Last week, Rod King (pictured), from the UK’s 20’s Plenty campaign, was the keynote speaker at our Annual Academic lecture. The lecture kicks off Irish Road Safety Week each year. This year the topic was 30kmh speed limits.

We wanted Rod to talk about the campaign he has fronted in the UK to get local authorities to introduce more 20mph (30kmh) speed limits in housing estates but also in city and town centres.

As a result of his campaigning there are now 16 million people living in 20mph zones in the UK.

For his dedication to road safety and tireless campaigning, Rod was awarded an MBE. We filmed the presentation and it will be uploaded for viewing on the RSA website soon, so you can see for yourself.

He makes a compelling argument for 30kmh limits in our towns and cities. The one argument that resonated most was to protect the most vulnerable people: children.

He provided substantive evidence that children are simply unable to cope with traffic speeds above 30kmh without putting their lives at risk.

For example, this year a study by the University of Iowa found children up to their early teenage years had difficulty consistently crossing the road safely, with collision rates as high as one in 20 for a 10-year-old attempting to cross the road with 40kmh traffic. It was not until the age of 14 that collisions were avoided.

Children have to deal with two challenges when deciding whether it is safe or not to cross.

The first involves their perceptual ability – how they judge the gap between a passing car and an oncoming vehicle.
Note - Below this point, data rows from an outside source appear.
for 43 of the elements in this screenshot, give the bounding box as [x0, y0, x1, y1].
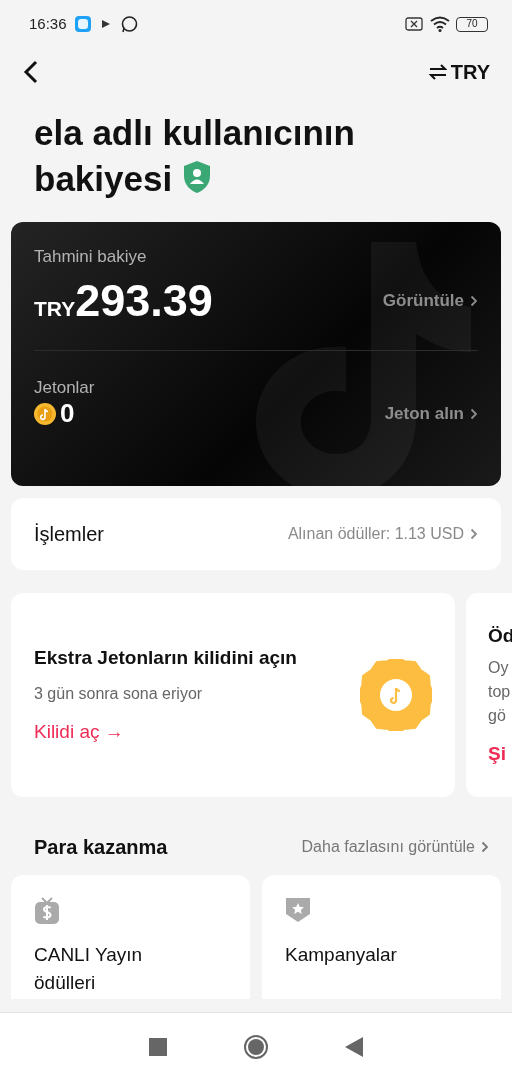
chevron-icon: [470, 294, 478, 307]
home-icon[interactable]: [243, 1033, 269, 1060]
view-link[interactable]: Görüntüle: [382, 287, 464, 314]
promo-link[interactable]: Şi: [488, 740, 506, 769]
status-time: 16:36: [29, 13, 67, 34]
earn-card[interactable]: CANLI Yayın ödülleri: [11, 875, 250, 999]
transactions-row[interactable]: İşlemler Alınan ödüller: 1.13 USD: [11, 498, 501, 570]
buy-coins-link[interactable]: Jeton alın: [384, 400, 464, 427]
more-link[interactable]: Daha fazlasını görüntüle: [301, 835, 475, 859]
no-sim-icon: [405, 17, 423, 31]
recents-icon[interactable]: [149, 1037, 167, 1056]
coin-badge-icon: [360, 659, 432, 731]
battery-icon: 70: [456, 16, 488, 32]
rewards-text: Alınan ödüller: 1.13 USD: [287, 524, 464, 544]
badge-star-icon: [285, 897, 311, 925]
promo-description: Oy top gö: [488, 658, 512, 726]
coins-label: Jetonlar: [34, 376, 96, 399]
balance-amount: 293.39: [75, 273, 213, 328]
earn-label: Kampanyalar: [285, 943, 398, 967]
balance-label: Tahmini bakiye: [34, 246, 148, 268]
earn-label: CANLI Yayın ödülleri: [34, 943, 144, 995]
money-tv-icon: [34, 897, 60, 925]
wifi-icon: [430, 16, 450, 32]
page-title: ela adlı kullanıcının bakiyesi: [34, 112, 356, 200]
swap-icon[interactable]: [428, 64, 447, 80]
chevron-icon: [481, 841, 489, 853]
section-title: Para kazanma: [34, 835, 168, 860]
shield-icon: [181, 160, 212, 194]
chevron-icon: [470, 528, 478, 540]
play-icon: [100, 19, 111, 29]
chevron-icon: [470, 407, 478, 420]
currency-link[interactable]: TRY: [450, 57, 490, 87]
transactions-label: İşlemler: [34, 522, 104, 547]
chat-icon: [120, 15, 138, 33]
earn-card[interactable]: Kampanyalar: [262, 875, 501, 999]
promo-title: Ekstra Jetonların kilidini açın: [34, 645, 298, 670]
app-icon: [74, 16, 91, 32]
promo-subtitle: 3 gün sonra sona eriyor: [34, 684, 204, 704]
currency-code: TRY: [34, 296, 76, 322]
unlock-link[interactable]: Kilidi aç →: [34, 718, 124, 747]
back-nav-icon[interactable]: [345, 1036, 363, 1057]
coin-count: 0: [60, 397, 75, 430]
coin-icon: [34, 402, 56, 425]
Younger children, the study found, had more difficulty making consistently accurate decisions.

The second was their motor skills – how quickly they time their first step from the kerb after a car has just passed. Younger children were incapable of timing that first step as precisely as adults; that gave them less time to cross.

In 2011, Royal Holloway, University of London found that at vehicle speeds faster than 30kmh primary school children may not be able to detect cars approaching.
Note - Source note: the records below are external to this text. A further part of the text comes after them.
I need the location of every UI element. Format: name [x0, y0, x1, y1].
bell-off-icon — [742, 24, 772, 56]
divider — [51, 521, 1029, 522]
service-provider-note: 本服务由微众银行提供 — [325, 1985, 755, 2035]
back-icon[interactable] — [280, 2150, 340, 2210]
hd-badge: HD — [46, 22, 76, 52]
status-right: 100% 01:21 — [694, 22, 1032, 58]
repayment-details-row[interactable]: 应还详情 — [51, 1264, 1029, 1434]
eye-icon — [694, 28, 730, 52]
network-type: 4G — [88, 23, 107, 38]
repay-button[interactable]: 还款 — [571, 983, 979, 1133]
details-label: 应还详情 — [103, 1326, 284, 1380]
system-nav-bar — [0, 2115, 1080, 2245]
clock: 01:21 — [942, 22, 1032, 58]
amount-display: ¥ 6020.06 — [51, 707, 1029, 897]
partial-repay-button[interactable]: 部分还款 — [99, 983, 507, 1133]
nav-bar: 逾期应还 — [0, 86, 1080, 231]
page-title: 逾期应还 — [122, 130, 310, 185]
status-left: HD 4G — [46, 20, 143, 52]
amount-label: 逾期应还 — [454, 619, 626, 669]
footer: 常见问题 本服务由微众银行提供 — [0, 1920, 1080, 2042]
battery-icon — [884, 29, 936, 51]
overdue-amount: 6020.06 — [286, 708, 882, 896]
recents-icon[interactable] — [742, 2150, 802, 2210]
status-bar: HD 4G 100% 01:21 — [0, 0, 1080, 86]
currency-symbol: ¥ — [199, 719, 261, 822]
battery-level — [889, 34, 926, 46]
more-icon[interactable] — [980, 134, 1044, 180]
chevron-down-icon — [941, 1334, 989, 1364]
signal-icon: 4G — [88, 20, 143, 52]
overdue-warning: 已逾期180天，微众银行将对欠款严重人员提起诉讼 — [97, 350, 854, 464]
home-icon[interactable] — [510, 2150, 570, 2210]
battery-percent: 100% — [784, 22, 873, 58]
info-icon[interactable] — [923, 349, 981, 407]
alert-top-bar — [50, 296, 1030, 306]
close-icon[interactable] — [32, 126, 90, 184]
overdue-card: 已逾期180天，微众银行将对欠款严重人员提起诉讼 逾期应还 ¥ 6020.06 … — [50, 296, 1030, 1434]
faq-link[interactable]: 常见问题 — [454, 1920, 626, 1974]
In 2013, the UK’s Department for Transport guidelines on setting speed limits by local authorities noted: “Fear of traffic can affect people’s quality of life and the needs of vulnerable road users must be fully taken into account… to further encourage these modes of travel and improve their safety. Speed management strategies should seek to protect local community life.”
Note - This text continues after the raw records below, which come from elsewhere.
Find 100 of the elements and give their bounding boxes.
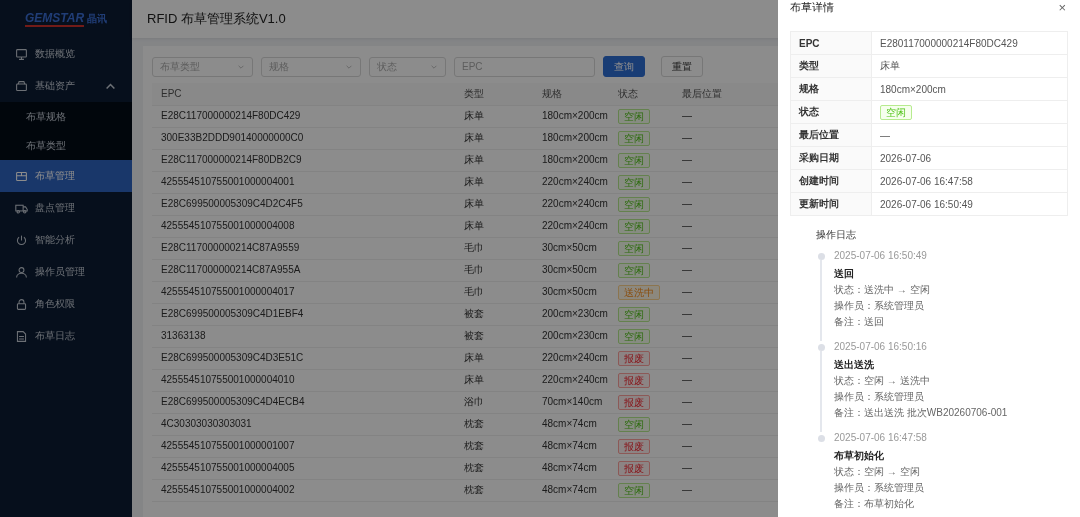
status-tag: 报废 xyxy=(618,372,650,388)
log-action: 布草初始化 xyxy=(834,449,885,463)
table-cell: 425554510755001000004010 xyxy=(152,369,455,391)
table-cell: 枕套 xyxy=(455,457,533,479)
detail-label: 采购日期 xyxy=(790,146,872,170)
table-cell: 220cm×240cm xyxy=(533,193,609,215)
status-tag: 报废 xyxy=(618,350,650,366)
lock-icon xyxy=(15,297,28,311)
status-tag: 空闲 xyxy=(618,416,650,432)
detail-value: 床单 xyxy=(871,54,1068,78)
table-cell: 30cm×50cm xyxy=(533,259,609,281)
sidebar-item[interactable]: 智能分析 xyxy=(0,224,132,256)
sidebar-subitem[interactable]: 布草规格 xyxy=(0,102,132,131)
log-detail: 状态：空闲 → 送洗中 xyxy=(834,374,931,388)
status-tag: 空闲 xyxy=(618,130,650,146)
status-tag: 报废 xyxy=(618,394,650,410)
table-cell: 床单 xyxy=(455,369,533,391)
table-cell: 枕套 xyxy=(455,435,533,457)
table-cell: 毛巾 xyxy=(455,259,533,281)
status-tag: 空闲 xyxy=(880,104,912,120)
status-tag: 报废 xyxy=(618,438,650,454)
table-cell: 4C30303030303031 xyxy=(152,413,455,435)
table-cell: 30cm×50cm xyxy=(533,237,609,259)
close-button[interactable]: × xyxy=(1056,0,1068,15)
power-icon xyxy=(15,233,28,247)
search-button[interactable]: 查询 xyxy=(603,56,645,77)
sidebar-item[interactable]: 盘点管理 xyxy=(0,192,132,224)
table-cell: 被套 xyxy=(455,325,533,347)
table-cell: 浴巾 xyxy=(455,391,533,413)
table-cell: E28C117000000214F80DC429 xyxy=(152,105,455,127)
table-cell: 床单 xyxy=(455,215,533,237)
detail-value: — xyxy=(871,123,1068,147)
table-cell: 70cm×140cm xyxy=(533,391,609,413)
table-cell: 毛巾 xyxy=(455,237,533,259)
reset-button[interactable]: 重置 xyxy=(661,56,703,77)
sidebar-item[interactable]: 角色权限 xyxy=(0,288,132,320)
table-cell: 毛巾 xyxy=(455,281,533,303)
table-cell: 床单 xyxy=(455,193,533,215)
sidebar-item[interactable]: 数据概览 xyxy=(0,38,132,70)
logo-text: GEMSTAR xyxy=(24,11,85,27)
log-detail: 备注：布草初始化 xyxy=(834,497,915,511)
document-icon xyxy=(15,329,28,343)
log-time: 2025-07-06 16:47:58 xyxy=(834,432,927,443)
sidebar-item[interactable]: 布草管理 xyxy=(0,160,132,192)
detail-value: 2026-07-06 16:50:49 xyxy=(871,192,1068,216)
table-cell: 30cm×50cm xyxy=(533,281,609,303)
table-cell: 床单 xyxy=(455,149,533,171)
section-title: 操作日志 xyxy=(816,229,856,240)
table-cell: 425554510755001000004008 xyxy=(152,215,455,237)
table-cell: 床单 xyxy=(455,347,533,369)
status-tag: 空闲 xyxy=(618,196,650,212)
user-icon xyxy=(15,265,28,279)
log-action: 送出送洗 xyxy=(834,358,875,372)
status-tag: 空闲 xyxy=(618,328,650,344)
sidebar-item[interactable]: 操作员管理 xyxy=(0,256,132,288)
table-cell: 48cm×74cm xyxy=(533,457,609,479)
status-tag: 空闲 xyxy=(618,482,650,498)
table-cell: 425554510755001000004002 xyxy=(152,479,455,501)
table-cell: E28C699500005309C4D2C4F5 xyxy=(152,193,455,215)
log-detail: 操作员：系统管理员 xyxy=(834,481,925,495)
detail-label: 创建时间 xyxy=(790,169,872,193)
status-tag: 空闲 xyxy=(618,174,650,190)
log-detail: 状态：空闲 → 空闲 xyxy=(834,465,921,479)
table-cell: 220cm×240cm xyxy=(533,215,609,237)
table-cell: 床单 xyxy=(455,105,533,127)
table-cell: 200cm×230cm xyxy=(533,325,609,347)
table-cell: E28C699500005309C4D1EBF4 xyxy=(152,303,455,325)
detail-label: 规格 xyxy=(790,77,872,101)
sidebar-subitem[interactable]: 布草类型 xyxy=(0,131,132,160)
table-cell: 180cm×200cm xyxy=(533,127,609,149)
log-time: 2025-07-06 16:50:49 xyxy=(834,250,928,261)
table-cell: 床单 xyxy=(455,127,533,149)
detail-label: 最后位置 xyxy=(790,123,872,147)
drawer-title: 布草详情 xyxy=(790,0,834,15)
log-detail: 状态：送洗中 → 空闲 xyxy=(834,283,930,297)
table-cell: E28C699500005309C4D4ECB4 xyxy=(152,391,455,413)
table-cell: 425554510755001000004001 xyxy=(152,171,455,193)
log-detail: 备注：送出送洗 批次WB20260706-001 xyxy=(834,406,1008,420)
detail-value: 180cm×200cm xyxy=(871,77,1068,101)
status-tag: 空闲 xyxy=(618,108,650,124)
table-cell: 被套 xyxy=(455,303,533,325)
status-tag: 空闲 xyxy=(618,240,650,256)
log-action: 送回 xyxy=(834,267,855,281)
status-tag: 空闲 xyxy=(618,306,650,322)
sidebar-item[interactable]: 基础资产 xyxy=(0,70,132,102)
table-cell: E28C117000000214C87A955A xyxy=(152,259,455,281)
table-cell: 48cm×74cm xyxy=(533,479,609,501)
sidebar-item[interactable]: 布草日志 xyxy=(0,320,132,352)
detail-value: 2026-07-06 xyxy=(871,146,1068,170)
log-detail: 备注：送回 xyxy=(834,315,885,329)
table-cell: E28C699500005309C4D3E51C xyxy=(152,347,455,369)
detail-label: 更新时间 xyxy=(790,192,872,216)
app-title: RFID 布草管理系统V1.0 xyxy=(147,10,286,28)
timeline-dot xyxy=(817,435,825,442)
table-cell: 425554510755001000004005 xyxy=(152,457,455,479)
table-cell: 220cm×240cm xyxy=(533,171,609,193)
monitor-icon xyxy=(15,47,28,61)
table-cell: 220cm×240cm xyxy=(533,369,609,391)
status-tag: 空闲 xyxy=(618,218,650,234)
log-detail: 操作员：系统管理员 xyxy=(834,390,925,404)
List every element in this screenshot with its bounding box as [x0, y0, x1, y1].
In the same document, it says to achieve this councils should consider more 20mph (30kmh) limits and zones.

The Royal College of Paediatrics and Child Health also recognises the long-term effects of poor air quality on children and has called for actions to reduce toxic emissions.

Imperial College London found an 8pc reduction in harmful diesel emissions, nitrogen oxides and nasty micro particulates (PM10) with a 30kmh compared to a 50kmh speed limit.

Think about your children walking or cycling from home to school. Or are you afraid to let them? Then consider this. How on earth can they reasonably be protected with speed limits when the evidence clearly shows they are unable to deal with anything above 30kmh?

If a child crosses a road with speeds faster than they have the capacity to cope with and makes a mistake, they pay with their life.

I’ll leave the last word to Rod: “There is clear and compelling evidence that 50kmh limits expose our children to unacceptable dangers from traffic in direct casualties, effect of emissions and suppression of mobility rights. Already many authorities in the UK have shown that setting 30kmh speed limits is effective, affordable and popular.”